In order for a site to gain designation from the National Park Service, it has to “possess nationally significant natural, cultural, or recreational resources”; “be a suitable and feasible addition to the National Park System”; and “require direct NPS management instead of protection by some other government agency or by the private sector” [PDF]. The NPS has to conduct a thorough study to see if a place meets those criteria, and Congress gives the final yea or nay.
All in all, it’s a pretty involved process. But just because a site achieves National Historic Landmark Designation doesn’t mean it gets to keep it forever. To date, about three dozen landmarks have lost their status. Most of them simply “ceased to meet criteria for designation,” which often happens because the landmark itself ceased to exist. Several burned down accidentally, including the Kate Chopin House in Louisiana and Maine's Wickyup estate, which was home to aviator and polar explorer Richard E. Byrd.

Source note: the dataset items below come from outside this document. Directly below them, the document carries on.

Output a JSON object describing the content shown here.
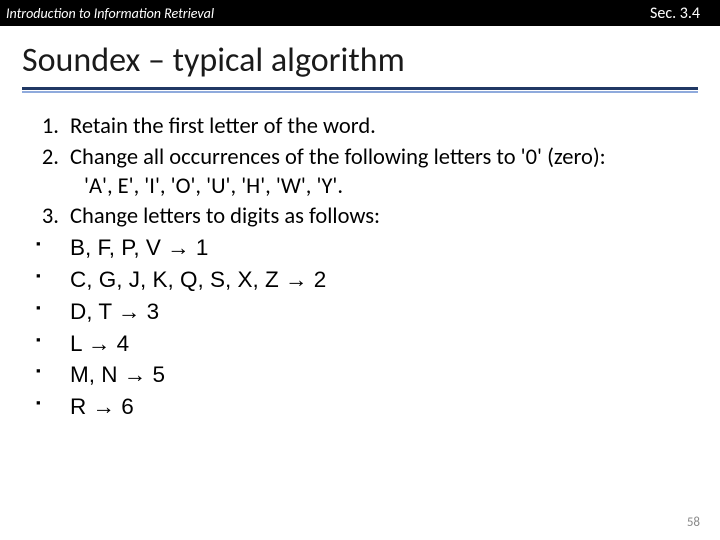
{
  "header": {
    "course": "Introduction to Information Retrieval",
    "section": "Sec. 3.4"
  },
  "title": "Soundex – typical algorithm",
  "steps": {
    "s1": "Retain the first letter of the word.",
    "s2a": "Change all occurrences of the following letters to '0' (zero):",
    "s2b": "'A', E', 'I', 'O', 'U', 'H', 'W', 'Y'.",
    "s3": "Change letters to digits as follows:"
  },
  "mappings": {
    "m1": "B, F, P, V → 1",
    "m2": "C, G, J, K, Q, S, X, Z → 2",
    "m3": "D, T → 3",
    "m4": "L → 4",
    "m5": "M, N → 5",
    "m6": "R → 6"
  },
  "page_number": "58"
}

Others were intentionally demolished by their owners, which may come as a surprise to anyone who assumed that National Historic Landmark Designation protects a place from intentional destruction: It doesn’t. The house in downtown Altoona, Pennsylvania, where chemist Charles B. Dudley lived in later life, is a good example of how this can happen. Its owner during the 1970s and 1980s didn’t maintain it well, and the house was significantly dilapidated by the time a new owner took over in the 1990s. Unfortunately, that person wanted to use the plot for hospital parking and managed to resist local efforts to preserve the landmark. It was razed in 1999.
Sometimes, extensive remodeling can unintentionally strip a property of its defining historical features. Chicago’s Grant Park Stadium (better known as Soldier Field) lost its designation in 2006 after undergoing renovations to make it a more modern NFL stadium. Since its Doric columns and other design elements are now overshadowed by the bowl, the stadium is no longer considered historically significant.
Any property that secured designation before December 13, 1980, can only lose its status because it ceased to meet the original criteria. More recently designated landmarks can also be withdrawn because of a “prejudicial procedural error” or “professional error” that occurred during the designation process, or because new information “demonstrates that the property does not possess sufficient significance.” In short, the NPS reserves the right to admit mistakes and also change its mind as our national values evolve.